Cela n’est pas UN rock-report mais DEUX rock-reports pour célébrer dignement les QUATRE décennies d’Indochine. En effet, votre Gonzomusic ne se refusant rien a missionné DEUX envoyés spéciaux, Jean Christophe MARY et Zen SMITH, pour nous faire vibrer en différé avec les quasi CENT MILLE aficionados réunis pour voir ainsi triompher le grand cirque de l’inoxydable gang sonic de Nicola Sirkis.

Nicola cool by Zen Smith

Nicola by Zen Smith

INDOCHINE PILE

 Par Jean Christophe MARY

 Pour célébrer ses 40 ans – en fait 41 ans mais décalé pour cause de COVID : NDREC- Indochine investissait hier soir le Stade de France pour la première date de son « Central Tour » reporté à deux reprises pour les raisons que l’on sait. Un show dantesque auxquelles ont assisté plus de 97 000 personnes – record d’affluence battu –   à guichets fermés. Retour sur un show d’une classe exceptionnelle que l’on peut qualifier de retro futuriste explosif et féérique.
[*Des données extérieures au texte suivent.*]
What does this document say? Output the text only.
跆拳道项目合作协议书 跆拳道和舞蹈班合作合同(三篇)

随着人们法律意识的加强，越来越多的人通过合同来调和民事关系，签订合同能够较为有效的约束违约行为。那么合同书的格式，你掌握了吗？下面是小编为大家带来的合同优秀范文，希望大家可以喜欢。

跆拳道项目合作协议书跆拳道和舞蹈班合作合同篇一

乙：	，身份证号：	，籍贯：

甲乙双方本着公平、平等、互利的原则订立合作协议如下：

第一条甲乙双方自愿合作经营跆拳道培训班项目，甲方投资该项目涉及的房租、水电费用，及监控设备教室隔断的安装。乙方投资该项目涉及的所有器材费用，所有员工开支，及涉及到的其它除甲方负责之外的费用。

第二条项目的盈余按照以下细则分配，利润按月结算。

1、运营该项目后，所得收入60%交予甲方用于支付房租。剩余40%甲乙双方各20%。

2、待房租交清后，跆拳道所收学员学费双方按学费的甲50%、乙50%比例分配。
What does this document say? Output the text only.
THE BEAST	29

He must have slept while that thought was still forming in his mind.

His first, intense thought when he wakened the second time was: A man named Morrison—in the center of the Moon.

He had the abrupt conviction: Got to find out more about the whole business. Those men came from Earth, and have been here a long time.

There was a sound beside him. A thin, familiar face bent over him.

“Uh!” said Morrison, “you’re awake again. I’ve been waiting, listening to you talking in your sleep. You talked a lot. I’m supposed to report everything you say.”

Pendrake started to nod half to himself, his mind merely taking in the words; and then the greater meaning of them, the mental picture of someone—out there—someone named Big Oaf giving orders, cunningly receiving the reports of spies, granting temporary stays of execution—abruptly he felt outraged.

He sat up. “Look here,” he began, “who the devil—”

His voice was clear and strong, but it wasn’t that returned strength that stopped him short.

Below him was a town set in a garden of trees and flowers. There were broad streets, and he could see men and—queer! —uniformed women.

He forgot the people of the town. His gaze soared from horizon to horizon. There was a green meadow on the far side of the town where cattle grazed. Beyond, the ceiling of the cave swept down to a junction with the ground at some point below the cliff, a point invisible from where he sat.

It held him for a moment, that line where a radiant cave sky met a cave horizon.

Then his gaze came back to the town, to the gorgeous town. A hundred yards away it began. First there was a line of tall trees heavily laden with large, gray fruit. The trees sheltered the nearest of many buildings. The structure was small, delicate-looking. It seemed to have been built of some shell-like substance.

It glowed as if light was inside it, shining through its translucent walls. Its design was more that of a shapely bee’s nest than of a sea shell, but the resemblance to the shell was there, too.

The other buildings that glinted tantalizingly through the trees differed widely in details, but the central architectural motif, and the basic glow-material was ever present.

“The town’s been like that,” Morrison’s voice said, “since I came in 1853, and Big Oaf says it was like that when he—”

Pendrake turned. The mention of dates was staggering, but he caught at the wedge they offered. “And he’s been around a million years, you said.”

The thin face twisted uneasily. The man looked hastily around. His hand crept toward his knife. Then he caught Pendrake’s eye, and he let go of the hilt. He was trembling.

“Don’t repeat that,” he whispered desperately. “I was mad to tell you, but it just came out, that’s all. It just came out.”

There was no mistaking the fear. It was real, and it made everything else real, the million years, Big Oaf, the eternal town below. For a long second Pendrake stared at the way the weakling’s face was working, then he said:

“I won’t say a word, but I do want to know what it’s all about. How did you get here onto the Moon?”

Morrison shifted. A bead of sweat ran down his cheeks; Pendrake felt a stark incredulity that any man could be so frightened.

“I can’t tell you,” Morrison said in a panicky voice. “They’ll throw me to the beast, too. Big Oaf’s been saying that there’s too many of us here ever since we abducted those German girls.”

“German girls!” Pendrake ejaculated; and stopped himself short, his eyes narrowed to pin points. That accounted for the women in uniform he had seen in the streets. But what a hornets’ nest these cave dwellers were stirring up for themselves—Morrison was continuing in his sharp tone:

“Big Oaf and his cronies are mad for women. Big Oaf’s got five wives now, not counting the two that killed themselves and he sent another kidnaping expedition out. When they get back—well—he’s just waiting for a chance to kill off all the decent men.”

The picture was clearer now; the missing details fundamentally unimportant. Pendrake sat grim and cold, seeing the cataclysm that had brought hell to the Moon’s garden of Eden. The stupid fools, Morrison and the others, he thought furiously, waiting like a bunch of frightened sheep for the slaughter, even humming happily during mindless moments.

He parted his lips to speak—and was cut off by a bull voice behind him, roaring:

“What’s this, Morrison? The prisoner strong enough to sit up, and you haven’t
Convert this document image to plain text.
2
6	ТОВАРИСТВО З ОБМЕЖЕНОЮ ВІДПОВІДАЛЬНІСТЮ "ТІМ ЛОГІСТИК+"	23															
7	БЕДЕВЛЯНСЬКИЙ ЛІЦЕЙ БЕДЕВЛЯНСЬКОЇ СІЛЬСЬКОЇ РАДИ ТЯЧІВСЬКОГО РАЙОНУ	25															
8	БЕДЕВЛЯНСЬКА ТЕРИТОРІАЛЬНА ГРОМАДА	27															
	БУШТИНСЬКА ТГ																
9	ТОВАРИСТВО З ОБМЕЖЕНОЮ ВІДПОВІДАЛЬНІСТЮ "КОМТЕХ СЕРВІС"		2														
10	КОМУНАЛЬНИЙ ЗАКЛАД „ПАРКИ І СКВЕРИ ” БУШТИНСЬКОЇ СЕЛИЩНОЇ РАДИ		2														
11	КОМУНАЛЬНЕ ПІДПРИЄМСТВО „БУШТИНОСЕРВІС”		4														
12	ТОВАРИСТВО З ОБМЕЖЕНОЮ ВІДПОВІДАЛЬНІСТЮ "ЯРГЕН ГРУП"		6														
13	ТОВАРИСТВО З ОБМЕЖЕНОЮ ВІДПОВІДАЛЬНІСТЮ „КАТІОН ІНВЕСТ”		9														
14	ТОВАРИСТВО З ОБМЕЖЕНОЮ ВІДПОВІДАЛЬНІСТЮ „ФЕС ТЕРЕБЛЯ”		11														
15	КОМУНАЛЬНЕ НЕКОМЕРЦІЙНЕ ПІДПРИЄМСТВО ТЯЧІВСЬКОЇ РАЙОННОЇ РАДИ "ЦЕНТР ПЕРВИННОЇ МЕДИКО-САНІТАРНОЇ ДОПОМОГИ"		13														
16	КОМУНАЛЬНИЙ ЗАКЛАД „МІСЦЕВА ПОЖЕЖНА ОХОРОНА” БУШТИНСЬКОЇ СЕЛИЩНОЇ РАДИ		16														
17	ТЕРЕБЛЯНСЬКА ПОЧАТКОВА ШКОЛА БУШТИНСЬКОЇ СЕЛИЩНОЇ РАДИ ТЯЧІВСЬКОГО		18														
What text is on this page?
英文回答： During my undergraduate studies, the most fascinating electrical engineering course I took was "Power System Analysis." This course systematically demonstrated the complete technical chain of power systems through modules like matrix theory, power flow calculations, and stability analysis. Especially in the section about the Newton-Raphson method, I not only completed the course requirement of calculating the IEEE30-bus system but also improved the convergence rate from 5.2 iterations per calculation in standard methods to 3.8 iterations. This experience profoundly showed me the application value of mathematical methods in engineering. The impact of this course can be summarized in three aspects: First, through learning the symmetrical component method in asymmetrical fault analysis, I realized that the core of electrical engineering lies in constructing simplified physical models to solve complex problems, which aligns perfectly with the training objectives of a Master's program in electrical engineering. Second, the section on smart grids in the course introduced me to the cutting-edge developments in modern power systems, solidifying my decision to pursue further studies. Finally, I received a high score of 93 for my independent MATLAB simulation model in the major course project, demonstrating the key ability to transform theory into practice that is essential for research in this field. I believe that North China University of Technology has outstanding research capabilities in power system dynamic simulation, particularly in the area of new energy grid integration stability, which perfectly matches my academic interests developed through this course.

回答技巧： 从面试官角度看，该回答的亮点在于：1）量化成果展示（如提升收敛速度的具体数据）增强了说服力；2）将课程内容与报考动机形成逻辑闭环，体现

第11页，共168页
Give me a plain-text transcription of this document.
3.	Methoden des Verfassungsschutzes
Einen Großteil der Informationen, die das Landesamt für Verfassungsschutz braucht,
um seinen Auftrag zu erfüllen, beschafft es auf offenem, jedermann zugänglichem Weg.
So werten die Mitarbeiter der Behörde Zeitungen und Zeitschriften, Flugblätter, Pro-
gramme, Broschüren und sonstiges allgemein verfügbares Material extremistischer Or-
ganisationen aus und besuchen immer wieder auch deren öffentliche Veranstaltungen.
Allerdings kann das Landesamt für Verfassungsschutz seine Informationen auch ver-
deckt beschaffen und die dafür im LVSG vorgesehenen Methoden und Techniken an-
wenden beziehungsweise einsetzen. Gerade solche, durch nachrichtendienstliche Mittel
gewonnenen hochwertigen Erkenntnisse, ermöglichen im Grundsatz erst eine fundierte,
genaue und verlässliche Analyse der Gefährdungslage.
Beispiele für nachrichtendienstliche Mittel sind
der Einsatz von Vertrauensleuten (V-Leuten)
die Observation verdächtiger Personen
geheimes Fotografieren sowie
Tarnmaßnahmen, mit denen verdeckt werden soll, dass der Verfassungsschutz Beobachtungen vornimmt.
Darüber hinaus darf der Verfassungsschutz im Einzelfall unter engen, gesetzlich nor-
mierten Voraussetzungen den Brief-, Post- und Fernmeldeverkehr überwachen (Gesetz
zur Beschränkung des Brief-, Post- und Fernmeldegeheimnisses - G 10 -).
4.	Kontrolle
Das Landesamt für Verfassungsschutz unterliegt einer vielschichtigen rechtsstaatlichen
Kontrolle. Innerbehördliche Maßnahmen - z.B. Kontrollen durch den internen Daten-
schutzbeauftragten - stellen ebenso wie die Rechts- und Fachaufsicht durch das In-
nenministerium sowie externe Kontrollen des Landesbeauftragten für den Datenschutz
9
Indochine entree Stade  par JC Mary

Indochine entrée Stade par JC Mary2

20 h 30. Les 97 000 fans attendent patiemment sur les pelouses et les gradins. Au milieu du stade, un immense réservoir d’eau, comme on peut en voir sur les grattes ciel New Yorkais, trône au centre d’un plateau de 850 m2, doté de deux avancées latérales noyées dans le public. Un gigantesque écran sphérique de 2 500 m2 équipé de 1 400 panneaux led diffusera bientôt les images du show, entrecoupé d’instantanés du public et de vidéos du groupe. L’ambiance est déjà palpable, électrique et bonne enfant. Sur scène, Coach Party, un prometteur groupe rock britannique, assure la première partie. Quelque chose de lourd de pesant flotte dans l’air. A 21h, le stade s’éteint progressivement. L’écran géant diffuse des images d’archives sur les 40 dernières années écoulées, de l’élection de François Mitterrand, le 10 mai 1981 à celle d’Emmanuel Macron avec deux reprises le visage de Greta Thunberg, comme un rappel au réchauffement climatique qui nous menace. Une clameur envahit l’immense arène à ciel ouvert. Tout de noir vêtu, un plastron molletonné sur son tee-shirt, Nicola Sirkis suivi de ses musiciens, monte sur scène sous un soleil encore haut. Dès « Nos célébrations » titre dans lequel Indochine évoque sa longévité et ses victoires en dépit des critiques et des doutes qui ont parfois jalonné leur carrière, le chanteur est dans son élément : la voix est affûtée, le son puissant. L’allure élégante, le corps souple, Nicolas Sirkis semble à l’aise mais reste très concentré.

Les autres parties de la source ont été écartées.